CM: I’ve been playing with a trio since I got back to Austin. Taylor Turner plays upright bass and Diana Burgess of Mother Falcon plays cello and sings harmony with me. For the release party at Strange Brew, we’ll be joined by Paul Pinón on drums and Scott Fennell on tenor saxophone.
AC: How did you select Will Sexton to produce your debut?
CM: I had opened for Will a couple times last year and he was always really complimentary and kind to me. He’s also one of the best musicians I’ve ever been around, so that’s all the thought that went into that decision. Great guy, great musician.
AC: There’s a theme to it.
CM: Songs I had been writing separately turned into a theme. Almost all of them are sung from the mouths of villains who have convinced themselves that they’re the victims. All these characters are much nastier than whoever it is they’re mad at, or at least I think they are.
AC: What fascinates you about the personal conflicts in relationships?

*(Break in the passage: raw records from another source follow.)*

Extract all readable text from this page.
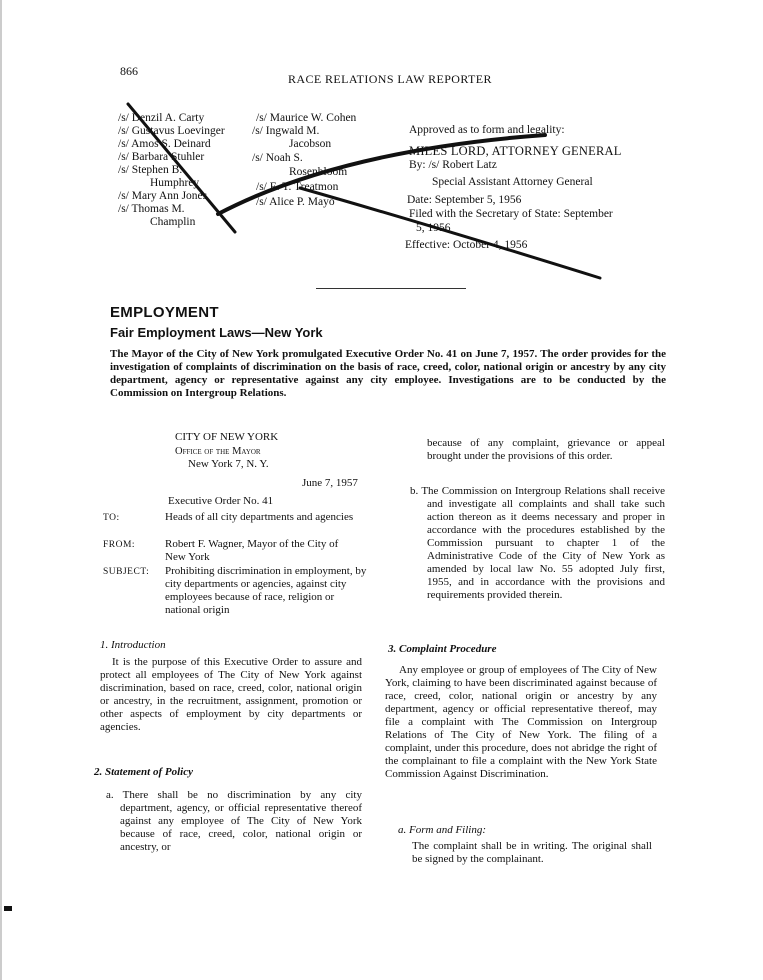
866
RACE RELATIONS LAW REPORTER
/s/ Denzil A. Carty
/s/ Gustavus Loevinger
/s/ Amos S. Deinard
/s/ Barbara Stuhler
/s/ Stephen B.
Humphrey
/s/ Mary Ann Jones
/s/ Thomas M.
Champlin
/s/ Maurice W. Cohen
/s/ Ingwald M.
Jacobson
/s/ Noah S.
Rosenbloom
/s/ E. T. Treatmon
/s/ Alice P. Mayo
Approved as to form and legality:
MILES LORD, ATTORNEY GENERAL
By: /s/ Robert Latz
Special Assistant Attorney General
Date: September 5, 1956
Filed with the Secretary of State: September
5, 1956
Effective: October 4, 1956
EMPLOYMENT
Fair Employment Laws—New York
The Mayor of the City of New York promulgated Executive Order No. 41 on June 7, 1957. The order provides for the investigation of complaints of discrimination on the basis of race, creed, color, national origin or ancestry by any city department, agency or representative against any city employee. Investigations are to be conducted by the Commission on Intergroup Relations.
CITY OF NEW YORK
Office of the Mayor
New York 7, N. Y.
June 7, 1957
Executive Order No. 41
TO:	Heads of all city departments and agencies
FROM:	Robert F. Wagner, Mayor of the City of New York
SUBJECT: Prohibiting discrimination in employment, by city departments or agencies, against city employees because of race, religion or national origin
1. Introduction

It is the purpose of this Executive Order to assure and protect all employees of The City of New York against discrimination, based on race, creed, color, national origin or ancestry, in the recruitment, assignment, promotion or other aspects of employment by city departments or agencies.

2. Statement of Policy

a. There shall be no discrimination by any city department, agency, or official representative thereof against any employee of The City of New York because of race, creed, color, national origin or ancestry, or

because of any complaint, grievance or appeal brought under the provisions of this order.

b. The Commission on Intergroup Relations shall receive and investigate all complaints and shall take such action thereon as it deems necessary and proper in accordance with the procedures established by the Commission pursuant to chapter 1 of the Administrative Code of the City of New York as amended by local law No. 55 adopted July first, 1955, and in accordance with the provisions and requirements provided therein.

3. Complaint Procedure

Any employee or group of employees of The City of New York, claiming to have been discriminated against because of race, creed, color, national origin or ancestry by any department, agency or official representative thereof, may file a complaint with The Commission on Intergroup Relations of The City of New York. The filing of a complaint, under this procedure, does not abridge the right of the complainant to file a complaint with the New York State Commission Against Discrimination.

a. Form and Filing:

The complaint shall be in writing. The original shall be signed by the complainant.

CM: Everything. I love to see the different ways we treat each other based on our upbringing and culture. I love to see the way we communicate, or fail to communicate. I love those moments where no matter what, you can’t understand why someone can’t understand you.
AC: Why do you think people are often ugly to the people they love?
CM: Jealousy is a big part. We get jealous and say things we’re feeling – don’t word them delicately enough. Really though, it’s that if someone doesn’t care about you, you don’t have much ability to hurt them, so we only hurt the ones we love. We don’t hurt each other intentionally – except when we do – but people will only really be upset with you if you matter to them in some way, and vice versa.
AC: Do you believe that enemies can be respectable in the end?
CM: Sure. I think about Ludwig Windthorst and Otto von Bismarck a lot in that regard. Bismarck was trying to unify Germany and Windthorst was against him, or at least against his treatment of Catholics. Bismarck said, “Hatred is as much an incentive to life as love. Two things maintain an order my life, my wife and Windthorst; the one for love, the other for hate.” I think enemies are important. We’d be bored without them.
AC: How would you say your father influenced your music?
CM: Funny, no one ever asks about my mom in that regard. She’s not a musician, but she’s introduced me to more different kinds of music than my father has. My dad is amazing, but to him sometimes, there’s Johnny Cash and then there’s that other music. My father’s songs have taught me the importance of meter, making sure your syllables line up rather than using vocal gymnastics to make a verse come out evenly. If it sounds awkward when it’s spoken, then he doesn’t sing it.
AC: What about your grandfather’s influence?
CM: His diligence and work ethic have always been so inspiring to me. He’s the reason I write every day, because he does. When I stayed at his house growing up, I woke up to the sound of his typewriter.
AC: Do you feel extra pressure from your legacy?
CM: No, that legacy opens more doors than it closes. I’m proud to be part of it. There’s a difference between my work and my father and grandfather’s though, and I think that’s because I never grew up in small towns like they did. Most of my characters seem like they come from cities, while most of theirs come from small Texas towns.
AC: What did you get out of studying music at college?
CM: Definitely a greater appreciation for classical music and orchestration. I love me a Townes Van Zandt song, but I love [Stravinsky’s] The Rite of Spring every bit as much. I’m more excited about dissonance and unusual harmonies than I was before I went to school.
AC: Planning to stay in Austin?
CM: For now, yes. Breakfast tacos are very important to me.